The early stages of CPDB RAFT polymerization of an acrylate was monitored closely via online ESI-MS spectrometry coupled to a microreactor. In this way, time resolved data could be obtained for the reactions occurring. The so-obtained data show very clearly that next to propagation of the oligoacrylate chains, very significant amounts of so-called cross-termination events also occur. This is a remarkable result, as such species are typically not observed during RAFT polymerization, despite the strong evidence from reaction modelling that this reaction must occur. It may be believed that the reason for this mismatch is found in a profound chain-length dependence of the reaction. In the present study, very short chain lengths have been studied in contrast to somewhat longer chain lengths under investigation in previous studies. Time-resolved data shows clearly the rise of cross-termination products with time and progressive decay of the thermal initiator in the system.
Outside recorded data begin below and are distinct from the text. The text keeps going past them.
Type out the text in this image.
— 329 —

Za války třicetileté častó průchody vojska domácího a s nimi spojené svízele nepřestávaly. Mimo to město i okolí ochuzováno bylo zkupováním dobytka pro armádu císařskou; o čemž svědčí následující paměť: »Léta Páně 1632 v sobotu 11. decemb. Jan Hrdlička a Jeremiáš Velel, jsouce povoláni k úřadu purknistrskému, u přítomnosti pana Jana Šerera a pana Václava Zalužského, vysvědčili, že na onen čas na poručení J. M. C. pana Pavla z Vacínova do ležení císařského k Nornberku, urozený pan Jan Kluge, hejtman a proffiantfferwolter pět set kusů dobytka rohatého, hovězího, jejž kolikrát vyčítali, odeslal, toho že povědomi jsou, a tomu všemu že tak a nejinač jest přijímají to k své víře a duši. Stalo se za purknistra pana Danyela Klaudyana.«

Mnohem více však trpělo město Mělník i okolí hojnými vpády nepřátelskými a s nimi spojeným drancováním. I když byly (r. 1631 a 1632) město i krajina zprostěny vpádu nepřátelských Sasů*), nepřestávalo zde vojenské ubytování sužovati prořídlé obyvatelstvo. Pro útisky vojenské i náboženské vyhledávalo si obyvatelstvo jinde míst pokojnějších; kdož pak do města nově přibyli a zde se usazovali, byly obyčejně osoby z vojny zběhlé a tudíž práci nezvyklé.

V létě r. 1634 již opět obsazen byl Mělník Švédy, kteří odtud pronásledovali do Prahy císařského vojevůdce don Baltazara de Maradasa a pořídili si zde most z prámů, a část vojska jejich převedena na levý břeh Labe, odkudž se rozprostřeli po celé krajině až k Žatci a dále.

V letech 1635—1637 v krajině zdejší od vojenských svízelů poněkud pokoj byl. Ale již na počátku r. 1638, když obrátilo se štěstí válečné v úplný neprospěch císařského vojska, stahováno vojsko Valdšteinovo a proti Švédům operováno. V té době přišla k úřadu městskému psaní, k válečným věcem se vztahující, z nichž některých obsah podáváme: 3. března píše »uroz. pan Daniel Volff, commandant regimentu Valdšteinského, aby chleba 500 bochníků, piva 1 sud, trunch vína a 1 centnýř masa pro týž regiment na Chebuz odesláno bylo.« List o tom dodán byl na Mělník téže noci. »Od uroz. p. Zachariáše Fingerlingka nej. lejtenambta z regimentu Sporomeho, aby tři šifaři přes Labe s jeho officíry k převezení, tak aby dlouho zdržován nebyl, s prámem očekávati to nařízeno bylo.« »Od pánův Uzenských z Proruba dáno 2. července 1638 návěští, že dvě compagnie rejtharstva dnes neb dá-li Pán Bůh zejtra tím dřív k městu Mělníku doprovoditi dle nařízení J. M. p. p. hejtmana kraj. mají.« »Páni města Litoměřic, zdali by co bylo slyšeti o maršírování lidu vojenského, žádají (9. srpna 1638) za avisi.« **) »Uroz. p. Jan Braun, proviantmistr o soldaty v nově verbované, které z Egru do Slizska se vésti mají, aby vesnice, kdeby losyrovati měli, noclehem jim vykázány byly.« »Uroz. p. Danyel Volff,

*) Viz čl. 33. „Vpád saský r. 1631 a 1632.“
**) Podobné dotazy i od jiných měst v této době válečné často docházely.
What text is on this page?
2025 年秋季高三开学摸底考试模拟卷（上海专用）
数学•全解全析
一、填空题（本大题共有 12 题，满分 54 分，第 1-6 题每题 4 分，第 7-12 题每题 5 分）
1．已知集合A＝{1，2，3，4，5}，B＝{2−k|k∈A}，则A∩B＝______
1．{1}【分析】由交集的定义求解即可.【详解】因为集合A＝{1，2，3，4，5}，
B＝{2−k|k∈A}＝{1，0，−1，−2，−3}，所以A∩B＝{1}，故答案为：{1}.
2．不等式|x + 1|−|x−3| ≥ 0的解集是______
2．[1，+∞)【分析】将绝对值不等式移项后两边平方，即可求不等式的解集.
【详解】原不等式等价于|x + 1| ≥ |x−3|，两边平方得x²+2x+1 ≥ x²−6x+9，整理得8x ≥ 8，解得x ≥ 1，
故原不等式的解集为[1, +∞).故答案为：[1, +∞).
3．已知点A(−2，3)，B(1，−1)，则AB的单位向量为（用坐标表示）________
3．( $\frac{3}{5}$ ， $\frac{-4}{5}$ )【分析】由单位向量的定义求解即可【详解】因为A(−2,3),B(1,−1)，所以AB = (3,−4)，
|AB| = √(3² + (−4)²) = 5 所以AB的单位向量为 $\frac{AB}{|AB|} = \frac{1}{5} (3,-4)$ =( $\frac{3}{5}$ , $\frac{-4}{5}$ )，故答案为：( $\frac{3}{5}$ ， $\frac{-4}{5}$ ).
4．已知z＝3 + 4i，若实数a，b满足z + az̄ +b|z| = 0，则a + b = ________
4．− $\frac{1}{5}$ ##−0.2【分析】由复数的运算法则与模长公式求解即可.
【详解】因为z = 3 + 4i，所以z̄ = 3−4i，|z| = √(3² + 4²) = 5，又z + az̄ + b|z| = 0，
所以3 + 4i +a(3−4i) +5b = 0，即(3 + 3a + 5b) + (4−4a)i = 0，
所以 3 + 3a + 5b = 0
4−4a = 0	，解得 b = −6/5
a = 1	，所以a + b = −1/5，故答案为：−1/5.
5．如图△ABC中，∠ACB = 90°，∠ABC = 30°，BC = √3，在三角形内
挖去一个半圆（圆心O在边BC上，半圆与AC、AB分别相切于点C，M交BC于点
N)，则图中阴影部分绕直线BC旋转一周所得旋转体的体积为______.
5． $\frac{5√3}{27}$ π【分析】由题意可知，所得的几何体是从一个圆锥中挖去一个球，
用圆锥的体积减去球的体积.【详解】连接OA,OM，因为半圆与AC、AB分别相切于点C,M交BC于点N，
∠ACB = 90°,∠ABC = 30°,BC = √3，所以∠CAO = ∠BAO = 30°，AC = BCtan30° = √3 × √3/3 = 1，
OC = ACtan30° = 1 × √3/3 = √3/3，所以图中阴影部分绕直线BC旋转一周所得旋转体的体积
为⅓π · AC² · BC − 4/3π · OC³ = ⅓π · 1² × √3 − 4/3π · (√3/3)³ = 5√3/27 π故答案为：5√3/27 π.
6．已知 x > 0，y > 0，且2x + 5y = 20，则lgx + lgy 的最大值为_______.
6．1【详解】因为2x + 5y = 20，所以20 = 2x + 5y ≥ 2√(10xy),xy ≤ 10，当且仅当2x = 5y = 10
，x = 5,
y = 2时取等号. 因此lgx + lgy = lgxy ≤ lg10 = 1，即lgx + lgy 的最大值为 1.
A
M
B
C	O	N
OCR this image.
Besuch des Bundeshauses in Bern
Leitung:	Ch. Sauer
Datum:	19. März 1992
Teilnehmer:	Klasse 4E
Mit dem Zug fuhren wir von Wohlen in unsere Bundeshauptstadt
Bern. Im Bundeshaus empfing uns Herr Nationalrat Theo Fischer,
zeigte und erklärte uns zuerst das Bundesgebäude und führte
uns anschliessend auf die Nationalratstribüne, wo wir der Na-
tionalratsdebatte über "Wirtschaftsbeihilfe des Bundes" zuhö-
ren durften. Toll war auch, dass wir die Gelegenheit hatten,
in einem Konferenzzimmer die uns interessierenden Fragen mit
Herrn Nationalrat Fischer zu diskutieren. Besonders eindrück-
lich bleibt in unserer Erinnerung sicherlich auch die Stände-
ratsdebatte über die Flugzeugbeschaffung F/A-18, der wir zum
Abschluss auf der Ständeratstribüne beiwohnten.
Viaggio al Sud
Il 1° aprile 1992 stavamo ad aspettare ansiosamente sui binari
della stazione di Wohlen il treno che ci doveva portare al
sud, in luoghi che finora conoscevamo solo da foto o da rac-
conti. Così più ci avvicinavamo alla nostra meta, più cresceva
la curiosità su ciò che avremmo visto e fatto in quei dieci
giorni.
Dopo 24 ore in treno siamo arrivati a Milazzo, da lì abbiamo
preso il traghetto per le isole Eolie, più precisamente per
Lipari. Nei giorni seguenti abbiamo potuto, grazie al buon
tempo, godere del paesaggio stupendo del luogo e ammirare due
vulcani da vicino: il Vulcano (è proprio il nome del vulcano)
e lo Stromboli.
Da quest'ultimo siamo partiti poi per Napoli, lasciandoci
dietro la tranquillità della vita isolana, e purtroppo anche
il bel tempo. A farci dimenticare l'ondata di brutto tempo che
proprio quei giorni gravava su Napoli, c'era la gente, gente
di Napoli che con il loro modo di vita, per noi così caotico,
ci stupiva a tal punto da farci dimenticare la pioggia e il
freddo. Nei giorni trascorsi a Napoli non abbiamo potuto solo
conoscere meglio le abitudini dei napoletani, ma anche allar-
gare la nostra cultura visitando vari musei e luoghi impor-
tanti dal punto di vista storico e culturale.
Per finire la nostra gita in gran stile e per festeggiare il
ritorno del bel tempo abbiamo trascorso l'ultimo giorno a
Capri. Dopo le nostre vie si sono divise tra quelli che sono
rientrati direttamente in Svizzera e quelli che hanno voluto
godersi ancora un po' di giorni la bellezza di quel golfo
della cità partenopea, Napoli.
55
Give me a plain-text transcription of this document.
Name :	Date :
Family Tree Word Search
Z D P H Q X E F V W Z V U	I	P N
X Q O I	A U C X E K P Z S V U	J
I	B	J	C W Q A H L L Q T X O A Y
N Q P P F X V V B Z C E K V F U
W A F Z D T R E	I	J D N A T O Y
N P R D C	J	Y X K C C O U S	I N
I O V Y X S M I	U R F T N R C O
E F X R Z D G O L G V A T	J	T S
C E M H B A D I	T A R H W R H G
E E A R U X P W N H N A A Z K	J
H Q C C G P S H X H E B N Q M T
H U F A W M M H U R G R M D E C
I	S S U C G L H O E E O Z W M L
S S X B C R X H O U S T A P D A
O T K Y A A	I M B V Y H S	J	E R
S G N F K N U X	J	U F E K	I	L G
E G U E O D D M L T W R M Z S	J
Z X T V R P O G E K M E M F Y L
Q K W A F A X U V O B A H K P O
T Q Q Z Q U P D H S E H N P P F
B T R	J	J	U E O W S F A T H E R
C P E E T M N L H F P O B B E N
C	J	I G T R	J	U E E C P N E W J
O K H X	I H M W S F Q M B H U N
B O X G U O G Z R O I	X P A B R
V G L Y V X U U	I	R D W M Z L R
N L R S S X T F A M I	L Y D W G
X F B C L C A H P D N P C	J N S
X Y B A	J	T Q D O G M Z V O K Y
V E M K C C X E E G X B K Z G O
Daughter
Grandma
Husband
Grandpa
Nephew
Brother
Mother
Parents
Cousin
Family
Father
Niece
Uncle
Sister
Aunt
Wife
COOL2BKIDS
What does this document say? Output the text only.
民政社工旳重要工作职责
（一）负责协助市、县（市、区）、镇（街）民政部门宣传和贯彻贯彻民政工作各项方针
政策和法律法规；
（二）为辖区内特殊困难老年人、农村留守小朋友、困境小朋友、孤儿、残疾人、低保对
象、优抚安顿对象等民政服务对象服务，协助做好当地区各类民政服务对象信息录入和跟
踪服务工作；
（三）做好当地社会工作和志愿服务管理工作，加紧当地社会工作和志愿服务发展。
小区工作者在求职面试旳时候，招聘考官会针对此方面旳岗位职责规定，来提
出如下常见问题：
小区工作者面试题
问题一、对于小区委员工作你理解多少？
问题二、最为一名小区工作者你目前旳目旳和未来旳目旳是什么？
At least for the small chain lengths under observation here, it may thus be concluded that a transfer step as proposed before to explain the absence of cross-termination products is not operational nor needed to explain the data. Further, the structure of the cross-termination product was elucidated by product isolation and in-depth NMR analysis. Termination occurs on the para position of the benzoate and is followed by re-aromatization of the CT product in an H-shift reaction, forming a stable product. It should be noted that in this study no conclusions can be drawn about the magnitude of the RAFT equilibrium constant. Nevertheless, with the semi-quantitative data at hand from this study, it can be hoped that future modelling efforts will allow for a more refined picture, and consequently also for a better estimation of the true equilibrium constant. In any way, the present study gives strong evidence for a very pronounced chain length dependence over the first few propagation steps, confirming previous models by the Perrier group [15].